I don't know how to configure your Intel chipset but the manual probaby explains it. It's not going to be complicated: reboot, enter the bios, find the RAID settings, somehow add your two drives to a container, set that container to type RAID 1, reboot, maybe install drivers in windows, format, off you go. I doubt you will be able to create the RAID container and keep the data on the drives but, like I said, I don't know how your particular chipset works. The "best way" to configure the system is going to be the only way; there is not a lot of choice when putting two drives in a mirror.

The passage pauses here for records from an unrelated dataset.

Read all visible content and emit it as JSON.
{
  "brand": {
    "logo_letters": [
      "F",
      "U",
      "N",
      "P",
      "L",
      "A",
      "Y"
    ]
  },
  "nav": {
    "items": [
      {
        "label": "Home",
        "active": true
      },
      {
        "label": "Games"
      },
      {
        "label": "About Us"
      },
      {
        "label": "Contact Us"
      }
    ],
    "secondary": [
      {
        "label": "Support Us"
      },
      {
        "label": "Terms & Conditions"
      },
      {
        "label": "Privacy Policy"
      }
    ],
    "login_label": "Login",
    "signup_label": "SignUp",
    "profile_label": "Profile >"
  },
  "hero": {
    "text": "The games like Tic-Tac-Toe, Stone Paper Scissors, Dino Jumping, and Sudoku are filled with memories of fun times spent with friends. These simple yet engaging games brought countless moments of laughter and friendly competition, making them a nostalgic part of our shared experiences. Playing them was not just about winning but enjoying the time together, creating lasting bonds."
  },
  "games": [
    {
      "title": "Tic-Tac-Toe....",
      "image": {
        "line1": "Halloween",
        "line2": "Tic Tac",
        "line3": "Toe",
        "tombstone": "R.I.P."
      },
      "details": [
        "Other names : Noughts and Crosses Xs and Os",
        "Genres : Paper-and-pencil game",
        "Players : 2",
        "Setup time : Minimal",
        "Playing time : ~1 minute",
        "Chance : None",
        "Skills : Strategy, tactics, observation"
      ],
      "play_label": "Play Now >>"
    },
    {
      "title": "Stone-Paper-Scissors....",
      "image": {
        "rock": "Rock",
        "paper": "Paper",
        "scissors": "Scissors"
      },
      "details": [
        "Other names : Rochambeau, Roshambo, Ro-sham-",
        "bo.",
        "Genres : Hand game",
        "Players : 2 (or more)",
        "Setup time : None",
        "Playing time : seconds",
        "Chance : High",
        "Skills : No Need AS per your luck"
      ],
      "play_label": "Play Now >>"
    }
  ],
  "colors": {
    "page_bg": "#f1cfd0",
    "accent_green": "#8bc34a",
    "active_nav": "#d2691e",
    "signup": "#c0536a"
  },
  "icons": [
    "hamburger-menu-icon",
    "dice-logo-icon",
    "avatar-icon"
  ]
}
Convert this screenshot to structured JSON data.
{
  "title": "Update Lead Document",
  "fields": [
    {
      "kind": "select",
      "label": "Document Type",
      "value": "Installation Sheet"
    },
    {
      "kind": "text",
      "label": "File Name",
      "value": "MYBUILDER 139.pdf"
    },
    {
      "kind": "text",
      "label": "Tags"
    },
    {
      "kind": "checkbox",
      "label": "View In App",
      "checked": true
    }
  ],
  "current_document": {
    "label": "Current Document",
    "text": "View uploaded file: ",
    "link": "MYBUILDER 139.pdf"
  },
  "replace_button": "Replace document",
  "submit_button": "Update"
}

RAID 1 is some redundancy. It will not protect you if someone breaks into your house and steals your computer, or if you house burns down, or if your power supply dies and zaps all your components, or if you delete an important file. None of those things are likely but redundancy is not a backup. Your critical data should be backed up properly. Due to the high reliability of hard drives I don't bother with mirrors but that's just my personal situation and there are good reasons for the redundancy.
FakeRAID systems generally do not have good ways of reporting faults to the user. There is no special light to indicate failure and e-mail notifications. You will probably get little more than a notification in the system logs and who reads those? Make sure you know how to monitor your system to ensure it remains healthy.
Also, the system will not be hot swappable. For a personal computer that is not a big issue. If a drive goes are you going to have a spare ready? |
You've made some very valid points and no I won't have a spare ready. This is just going to be my workstation and not so much as a file server. Yes, I definitely will have backups placed in an offsite location. As soon as I get this up, I intend to put them on DVDs with parity files as well.
When you say fake RAID 1 isn't slow, you're saying that it'll probably be as fast as if I was using one of the drive right?